众人分工时,没人再多说废话,只凭着默契动手。沈曼卿和清沅兑生根水,清沅扶着木桶,桶沿垫着块布,怕水流出来弄湿手;沈曼卿把纸包拆开,小心地将粉末倒进水里,动作轻柔,生怕撒出来,然后用木棍轻轻搅拌,目光盯着水面的泡沫,直到泡沫散尽、水色变得均匀,才停下手。张叔和李顺安拎桶,张叔拎着桶耳的把手,脚步稳当,每一步都踩在青石板上;李顺安这次没毛躁,双手抱着桶身,脚步放得极慢,路过冒芽的坑时,还特意绕了半圈,生怕桶底的水珠滴在芽尖上
宁舟和苏棠负责浇,宁舟的铜嘴水壶刚好对着芽尖外围三寸的土缝,水流细缓,慢慢渗进土里,浇完一个坑,就蹲下身用指尖碰一碰土面,确认湿度合适,才拎着水壶挪到下一个。苏棠则用小玻璃杯舀水,每一勺都精准落在土缝里,偶尔有多余的水流到坑外,她就用小竹铲把土拢回来,盖在湿痕上。两人隔着两个坑,动作偶尔同步,却没说一句话,只在目光不经意交汇时,飞快移开,耳尖都悄悄泛了点淡红
贾葆誉扛着相机赶来时,晨雾刚好散了,阳光透过槐树叶的缝隙,洒在池边,落下细碎的光斑。他没立刻按快门,先靠在老槐树上观察了好一会儿:苏棠浇完水,会用指尖轻轻抚平坑边的土,像是在给芽尖盖被子;宁舟浇到第五个坑,发现土有点松,从口袋里摸出早就备好的细土——是他从墨香斋后院装的,那里的土和荷池的土性相近,一点点填好,压实;李顺安拎着空桶往回走,见池边有片落叶要飘进冒芽的坑,赶紧伸手接住,揉碎了扔在草丛里,还不忘回头看一眼,确认没碰到芽尖才放心
“这些细节才是真东西,比刻意拍的画面有味道。”贾葆誉小声嘀咕,举起相机调整焦距。先拍了张芽尖的特写,嫩白的芽头沾着水汽,旁边是苏棠悬在半空的指尖,阳光落在上面,泛着淡淡的光晕;再拍宁舟填土的侧影,他的目光全在坑上,嘴角微微抿着,眼睫投下的阴影落在脸颊上,格外专注;最后拍了张全景,众人的身影散在池边,晨光、水汽、土色混在一起,透着浓浓的烟火气
他凑到宁舟身边,把相机屏幕递过去:“你看这芽尖,拍得比肉眼还清楚,等长叶了再拍一张,对比着看肯定有意思。”宁舟瞥了一眼,目光落在屏幕里苏棠的指尖上,顿了半秒,才轻轻点头:“挺好。”声音轻得几乎被风吹走,却难得带了点笑意
突然,“哗啦”一声响,李顺安手里的木桶歪了,半桶生根水洒在池边的草地上,浸湿了一片草叶,连旁边的小石子都沾了水。“糟了!”他赶紧把桶往地上放,手忙脚乱地去扶,脸上涨得通红,像是做错事的孩子,“对不起对不起,手滑了!刚才踩了块湿石头,没站稳。

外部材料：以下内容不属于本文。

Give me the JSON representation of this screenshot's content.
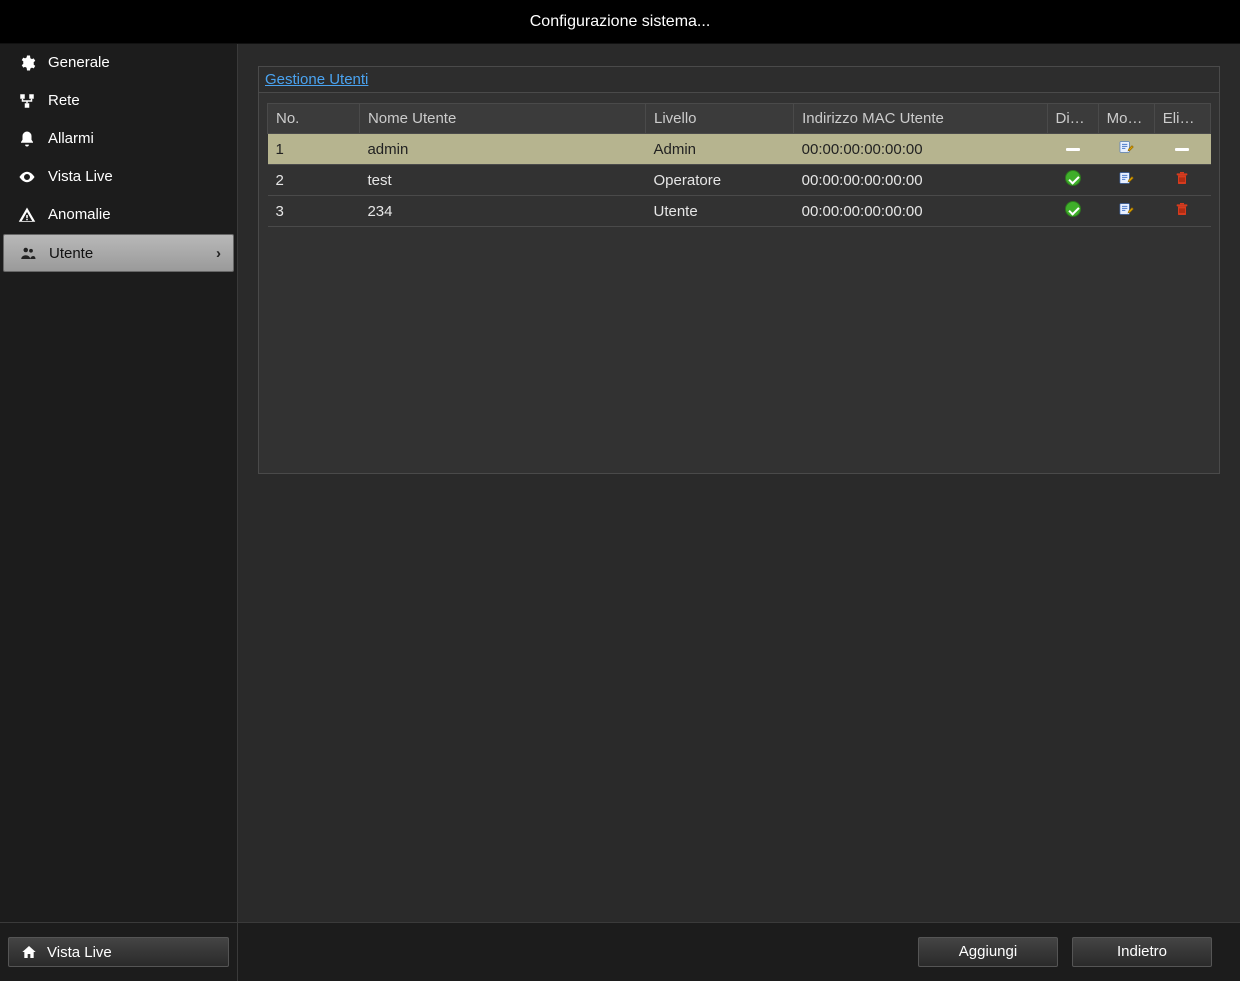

沈曼卿走过来,没指责,只从布包里拿出块干抹布递给他,又递过一张纸巾:“先擦干净手和桶,剩下的水够浇五株,我再去兑一桶,别慌。”她转身往石槽走时,翻开账本,在备注栏添了“生根水损耗半桶,补兑1次,物料无额外支出”,笔尖没半点停顿,像是早预料到会有小意外,语气里也没半分不耐
李顺安攥着抹布,擦得格外用力,指节都泛了白,连桶底的泥渍都擦得干干净净。“我、我等会儿多浇几株,把损耗的补回来,保证不耽误事!”他拎着剩下的半桶水,走得比之前更稳了,浇的时候,还特意蹲下身,用手指试了试水流的力度,确认轻柔了才敢往坑里浇
清沅看着他的背影,嘴角几不可查地扬了扬,却故意板着脸喊:“要是再洒了,基金里就扣你跑腿费,上次买藕苗省的十五块刚好够抵!
“肯定不洒了!”李顺安回头喊,语气里带着点不服输,却没了之前的毛躁,反而多了点认真,“我这次两只手拎紧,绝对稳当!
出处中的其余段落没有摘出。